With roughly 250,000 containers sitting idle on the West Coast, the president plans to call on the U.S. military for help with fixing the supply chain woes. 

Supply chain bottlenecks are driving inflation across America. Store shelves are bare and many have likely felt the impact in their wallet.
 "Inflation takes its worst toll on those who are on the lowest ladder of income and wealth. Poor people. For those who are well to do, it's not an issue – but for the middle class and those in lower class income – that's where the toll is taken and it's like they can't get a break,” said Mark Hamerick, Senior Economic Analyst for Bankrate.com. 

 Inflation is up more than 5% this year. The typical American household is now spending an extra $175  more each month on housing, groceries and gas. And it could be the new normal for months.
 “On a 12-month basis the inflation rate will remain high into next year because of what has already happened. I expect improvement by the end – by the end of middle to next year. Second Half- of 2022,” said Treasury Secretary Janet Yellen. 

 Major companies are charging more because of rising costs, like Nestle, Unilever, and Proctor and Gamble. 

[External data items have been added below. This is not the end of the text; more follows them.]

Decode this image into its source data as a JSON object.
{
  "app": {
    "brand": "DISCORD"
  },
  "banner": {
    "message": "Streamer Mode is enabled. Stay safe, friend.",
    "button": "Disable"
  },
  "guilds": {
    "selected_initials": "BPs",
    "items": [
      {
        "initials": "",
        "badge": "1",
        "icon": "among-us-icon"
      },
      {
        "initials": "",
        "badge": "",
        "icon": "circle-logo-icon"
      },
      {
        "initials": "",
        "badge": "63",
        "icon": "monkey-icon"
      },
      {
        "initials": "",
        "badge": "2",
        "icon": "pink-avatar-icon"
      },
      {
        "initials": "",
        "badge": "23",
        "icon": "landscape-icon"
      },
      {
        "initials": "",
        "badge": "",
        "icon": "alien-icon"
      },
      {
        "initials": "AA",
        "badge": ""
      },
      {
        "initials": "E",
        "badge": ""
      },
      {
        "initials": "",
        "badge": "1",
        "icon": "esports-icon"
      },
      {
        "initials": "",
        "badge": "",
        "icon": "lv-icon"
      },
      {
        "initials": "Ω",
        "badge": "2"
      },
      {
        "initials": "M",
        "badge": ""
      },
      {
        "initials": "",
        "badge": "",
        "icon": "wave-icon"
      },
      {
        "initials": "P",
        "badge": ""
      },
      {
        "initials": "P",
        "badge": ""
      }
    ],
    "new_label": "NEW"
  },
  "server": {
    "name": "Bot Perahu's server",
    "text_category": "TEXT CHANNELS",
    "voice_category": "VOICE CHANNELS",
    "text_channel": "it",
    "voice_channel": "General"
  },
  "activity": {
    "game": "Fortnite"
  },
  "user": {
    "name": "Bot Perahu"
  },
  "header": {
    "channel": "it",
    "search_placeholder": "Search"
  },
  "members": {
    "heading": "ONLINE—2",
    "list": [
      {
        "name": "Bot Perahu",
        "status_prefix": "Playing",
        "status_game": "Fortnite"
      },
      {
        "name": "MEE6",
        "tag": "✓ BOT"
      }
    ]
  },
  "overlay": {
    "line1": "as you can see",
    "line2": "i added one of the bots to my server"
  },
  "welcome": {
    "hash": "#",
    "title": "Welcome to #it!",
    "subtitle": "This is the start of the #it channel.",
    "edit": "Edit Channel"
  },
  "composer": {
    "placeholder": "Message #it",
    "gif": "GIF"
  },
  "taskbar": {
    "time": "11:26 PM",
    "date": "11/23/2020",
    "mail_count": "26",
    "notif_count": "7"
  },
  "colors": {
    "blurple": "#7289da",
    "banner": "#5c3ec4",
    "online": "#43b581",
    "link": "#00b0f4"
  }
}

 The U.S. Postal Service and other shipping companies have added new facilities, machines and seasonal workers in an attempt to avoid the brunt of bottlenecks come Christmas. 
 "It's going to take some patience – it's going to take some understanding. And I would ask them, if they know someone in the port industry – thank them. Cause those folks are working hard. And they are working hard for the American economy,” said Harris. 
 The strain in the supply chain will endure well past COVID-19 and well into 2022. Harris says they just hope they can contain the workload they've already taken on to help alleviate the problems in the West Coast.